Smart cards provide:
- Tamper-resistant storage for protecting private keys and other forms of personal information.
- Isolation of security-critical computations involving the private key from other parts of the system that do not have a “need to know.”
- Portability of credentials and other private information between computers at work, home, or on the road.
Cryptography:
Cryptography is the science of protecting data or messages. Many cryptographic algorithms mathematically combine input plaintext data and an encryption key to generate encrypted data referred to as ciphertext. With a good cryptographic algorithm, it is computationally infeasible to reverse the encryption process and derive the plaintext data from the ciphertext. In order to decrypt the ciphertext some additional data, a decryption key, is needed to perform the transformation.In traditional secret (or symmetric) key cryptography, encryption and decryption keys are identical and must be shared by multiple parties. Parties wishing to communicate with secret-key cryptography must securely exchange the encryption/decryption keys before they can exchange encrypted data.

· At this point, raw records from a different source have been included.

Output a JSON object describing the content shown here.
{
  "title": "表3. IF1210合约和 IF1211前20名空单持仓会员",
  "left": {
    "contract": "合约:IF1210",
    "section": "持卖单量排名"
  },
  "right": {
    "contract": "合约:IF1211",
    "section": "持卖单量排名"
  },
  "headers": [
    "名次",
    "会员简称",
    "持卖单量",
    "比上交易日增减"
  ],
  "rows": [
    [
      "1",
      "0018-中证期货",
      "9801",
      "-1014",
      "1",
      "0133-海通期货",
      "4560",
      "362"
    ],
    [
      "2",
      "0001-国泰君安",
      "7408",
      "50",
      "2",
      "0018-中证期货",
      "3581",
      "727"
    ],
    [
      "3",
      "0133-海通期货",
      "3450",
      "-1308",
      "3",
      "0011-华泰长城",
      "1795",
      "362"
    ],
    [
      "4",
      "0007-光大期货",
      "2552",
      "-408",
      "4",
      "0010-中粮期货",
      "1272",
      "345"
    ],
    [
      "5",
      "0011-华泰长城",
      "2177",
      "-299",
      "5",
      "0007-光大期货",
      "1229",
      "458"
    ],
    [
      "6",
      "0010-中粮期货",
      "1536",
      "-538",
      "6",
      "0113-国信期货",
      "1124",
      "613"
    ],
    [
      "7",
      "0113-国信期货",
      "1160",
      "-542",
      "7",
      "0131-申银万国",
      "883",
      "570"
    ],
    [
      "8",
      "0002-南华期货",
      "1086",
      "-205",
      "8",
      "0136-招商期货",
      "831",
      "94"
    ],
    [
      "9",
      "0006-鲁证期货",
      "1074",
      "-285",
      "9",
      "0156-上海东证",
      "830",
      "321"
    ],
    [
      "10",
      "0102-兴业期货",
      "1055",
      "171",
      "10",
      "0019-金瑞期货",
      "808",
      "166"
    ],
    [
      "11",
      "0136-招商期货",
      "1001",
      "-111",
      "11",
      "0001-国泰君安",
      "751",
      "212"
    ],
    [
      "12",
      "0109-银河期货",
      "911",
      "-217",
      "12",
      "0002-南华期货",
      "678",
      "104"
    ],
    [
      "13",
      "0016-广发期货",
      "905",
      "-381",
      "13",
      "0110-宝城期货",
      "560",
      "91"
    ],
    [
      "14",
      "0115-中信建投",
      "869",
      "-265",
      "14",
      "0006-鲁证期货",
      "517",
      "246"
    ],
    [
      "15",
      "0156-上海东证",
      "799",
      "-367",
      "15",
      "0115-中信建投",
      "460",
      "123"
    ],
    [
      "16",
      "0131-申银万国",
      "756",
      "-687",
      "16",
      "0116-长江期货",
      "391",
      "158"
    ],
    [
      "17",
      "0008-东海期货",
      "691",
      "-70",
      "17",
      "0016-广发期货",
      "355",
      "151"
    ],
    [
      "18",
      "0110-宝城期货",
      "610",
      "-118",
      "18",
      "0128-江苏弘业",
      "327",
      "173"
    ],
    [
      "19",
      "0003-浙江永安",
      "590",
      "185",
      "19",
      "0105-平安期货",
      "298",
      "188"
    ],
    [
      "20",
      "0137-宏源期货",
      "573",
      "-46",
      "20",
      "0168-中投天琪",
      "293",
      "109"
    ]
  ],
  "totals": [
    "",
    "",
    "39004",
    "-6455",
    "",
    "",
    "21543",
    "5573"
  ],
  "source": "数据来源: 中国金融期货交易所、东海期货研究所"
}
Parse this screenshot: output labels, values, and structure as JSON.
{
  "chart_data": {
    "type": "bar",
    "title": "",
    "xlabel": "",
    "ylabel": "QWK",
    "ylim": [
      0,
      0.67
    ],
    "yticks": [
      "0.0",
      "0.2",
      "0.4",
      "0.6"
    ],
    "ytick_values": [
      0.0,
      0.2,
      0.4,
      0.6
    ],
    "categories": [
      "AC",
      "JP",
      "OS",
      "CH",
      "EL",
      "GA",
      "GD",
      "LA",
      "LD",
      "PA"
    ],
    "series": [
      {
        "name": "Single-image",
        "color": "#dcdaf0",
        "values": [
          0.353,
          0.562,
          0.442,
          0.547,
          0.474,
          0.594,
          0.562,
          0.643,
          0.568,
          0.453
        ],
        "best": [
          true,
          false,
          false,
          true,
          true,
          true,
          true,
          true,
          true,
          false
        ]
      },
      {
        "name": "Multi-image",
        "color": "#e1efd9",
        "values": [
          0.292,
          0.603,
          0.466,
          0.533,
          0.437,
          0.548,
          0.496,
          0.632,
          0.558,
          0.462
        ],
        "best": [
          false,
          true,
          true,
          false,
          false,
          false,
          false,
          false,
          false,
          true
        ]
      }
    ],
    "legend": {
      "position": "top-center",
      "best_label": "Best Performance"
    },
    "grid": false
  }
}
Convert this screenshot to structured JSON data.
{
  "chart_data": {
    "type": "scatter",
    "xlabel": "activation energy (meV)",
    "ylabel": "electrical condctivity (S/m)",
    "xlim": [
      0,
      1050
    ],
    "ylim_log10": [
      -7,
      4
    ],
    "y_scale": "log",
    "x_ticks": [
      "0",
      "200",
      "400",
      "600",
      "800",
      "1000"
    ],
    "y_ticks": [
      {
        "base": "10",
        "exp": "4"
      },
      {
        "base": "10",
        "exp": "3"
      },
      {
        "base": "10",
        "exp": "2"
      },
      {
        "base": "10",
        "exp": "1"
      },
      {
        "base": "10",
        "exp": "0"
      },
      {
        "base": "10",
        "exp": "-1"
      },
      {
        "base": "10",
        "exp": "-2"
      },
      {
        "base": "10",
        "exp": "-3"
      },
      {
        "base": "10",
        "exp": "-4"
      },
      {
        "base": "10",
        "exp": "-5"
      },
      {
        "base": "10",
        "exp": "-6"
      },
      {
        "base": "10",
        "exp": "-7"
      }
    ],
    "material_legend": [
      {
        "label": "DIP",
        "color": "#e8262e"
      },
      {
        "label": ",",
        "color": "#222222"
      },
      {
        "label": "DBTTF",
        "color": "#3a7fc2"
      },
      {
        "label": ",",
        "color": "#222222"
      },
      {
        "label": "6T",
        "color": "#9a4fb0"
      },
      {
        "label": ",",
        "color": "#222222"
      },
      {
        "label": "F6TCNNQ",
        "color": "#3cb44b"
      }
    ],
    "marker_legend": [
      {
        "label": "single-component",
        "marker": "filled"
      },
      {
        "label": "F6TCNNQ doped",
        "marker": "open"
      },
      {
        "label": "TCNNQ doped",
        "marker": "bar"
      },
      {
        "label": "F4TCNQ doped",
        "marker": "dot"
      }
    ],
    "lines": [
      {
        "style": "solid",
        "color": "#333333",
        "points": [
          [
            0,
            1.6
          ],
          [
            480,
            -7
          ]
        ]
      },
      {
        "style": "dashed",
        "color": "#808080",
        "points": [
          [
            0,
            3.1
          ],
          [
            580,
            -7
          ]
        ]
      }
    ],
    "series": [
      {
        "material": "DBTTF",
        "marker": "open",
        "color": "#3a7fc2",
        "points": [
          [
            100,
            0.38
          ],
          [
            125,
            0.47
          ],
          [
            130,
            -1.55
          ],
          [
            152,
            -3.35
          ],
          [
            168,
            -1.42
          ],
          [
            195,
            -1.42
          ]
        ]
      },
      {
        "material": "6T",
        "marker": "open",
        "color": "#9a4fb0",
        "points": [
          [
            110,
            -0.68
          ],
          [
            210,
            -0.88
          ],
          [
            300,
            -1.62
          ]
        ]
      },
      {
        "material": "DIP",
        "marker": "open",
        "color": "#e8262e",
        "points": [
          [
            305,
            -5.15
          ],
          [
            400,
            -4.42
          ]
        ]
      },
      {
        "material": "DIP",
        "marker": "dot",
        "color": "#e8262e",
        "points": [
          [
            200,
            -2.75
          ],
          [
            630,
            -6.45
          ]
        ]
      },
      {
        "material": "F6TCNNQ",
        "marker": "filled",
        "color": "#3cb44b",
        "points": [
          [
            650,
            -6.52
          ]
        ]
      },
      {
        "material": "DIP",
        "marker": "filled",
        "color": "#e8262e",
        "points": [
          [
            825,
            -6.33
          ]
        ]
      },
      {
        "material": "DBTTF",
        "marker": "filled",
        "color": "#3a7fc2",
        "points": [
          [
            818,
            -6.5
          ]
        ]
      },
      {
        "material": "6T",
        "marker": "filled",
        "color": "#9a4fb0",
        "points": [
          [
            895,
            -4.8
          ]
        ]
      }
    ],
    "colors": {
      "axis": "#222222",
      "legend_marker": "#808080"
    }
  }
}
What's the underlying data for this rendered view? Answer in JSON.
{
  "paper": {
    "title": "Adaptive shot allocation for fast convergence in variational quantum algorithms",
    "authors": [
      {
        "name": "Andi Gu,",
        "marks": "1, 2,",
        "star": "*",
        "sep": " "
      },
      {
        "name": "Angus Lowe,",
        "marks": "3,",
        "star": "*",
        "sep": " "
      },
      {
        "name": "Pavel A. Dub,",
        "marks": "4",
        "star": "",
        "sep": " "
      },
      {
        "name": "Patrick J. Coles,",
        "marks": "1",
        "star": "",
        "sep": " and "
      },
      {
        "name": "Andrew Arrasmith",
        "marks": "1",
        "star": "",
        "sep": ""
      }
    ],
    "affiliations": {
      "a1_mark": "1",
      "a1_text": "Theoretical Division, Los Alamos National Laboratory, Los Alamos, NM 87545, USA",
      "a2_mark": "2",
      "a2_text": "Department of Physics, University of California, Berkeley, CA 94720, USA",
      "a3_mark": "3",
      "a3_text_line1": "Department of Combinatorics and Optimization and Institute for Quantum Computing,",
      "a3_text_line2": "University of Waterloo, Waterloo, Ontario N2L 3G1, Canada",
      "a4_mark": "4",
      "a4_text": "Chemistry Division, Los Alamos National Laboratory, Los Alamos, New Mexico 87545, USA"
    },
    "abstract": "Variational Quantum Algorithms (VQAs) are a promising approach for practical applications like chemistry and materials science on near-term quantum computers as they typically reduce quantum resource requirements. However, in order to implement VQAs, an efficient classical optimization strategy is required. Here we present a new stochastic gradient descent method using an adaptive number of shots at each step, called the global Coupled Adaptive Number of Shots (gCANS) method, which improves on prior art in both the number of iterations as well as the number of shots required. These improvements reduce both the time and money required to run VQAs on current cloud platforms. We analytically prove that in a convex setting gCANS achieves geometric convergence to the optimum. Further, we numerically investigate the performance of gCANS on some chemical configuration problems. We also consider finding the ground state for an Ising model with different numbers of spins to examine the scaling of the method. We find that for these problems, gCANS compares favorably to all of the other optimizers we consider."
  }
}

Public Key Infrastructure (PKI):
A public key infrastructure (PKI) is the set of components that manages certificates and keys used by encryption and digital signature services. A good PKI must provide services for cryptographic operations, certificate enrollment and renewal, certificate distribution and validation, certificate revocation, plus administrative tools and services for managing all of the above. A directory can also be considered a PKI component because it can store information such as CA location, certificates, and certificate revocation lists (CRLs).
A public key infrastructure (PKI) is a system of digital certificates, certification authorities (CAs) and other registration authorities (RAs) that verify and authenticate the validity of each party that is involved in an electronic transaction through the use of public key cryptography. Standards for PKIs are still evolving, even as they are being widely implemented as a necessary element of electronic commerce.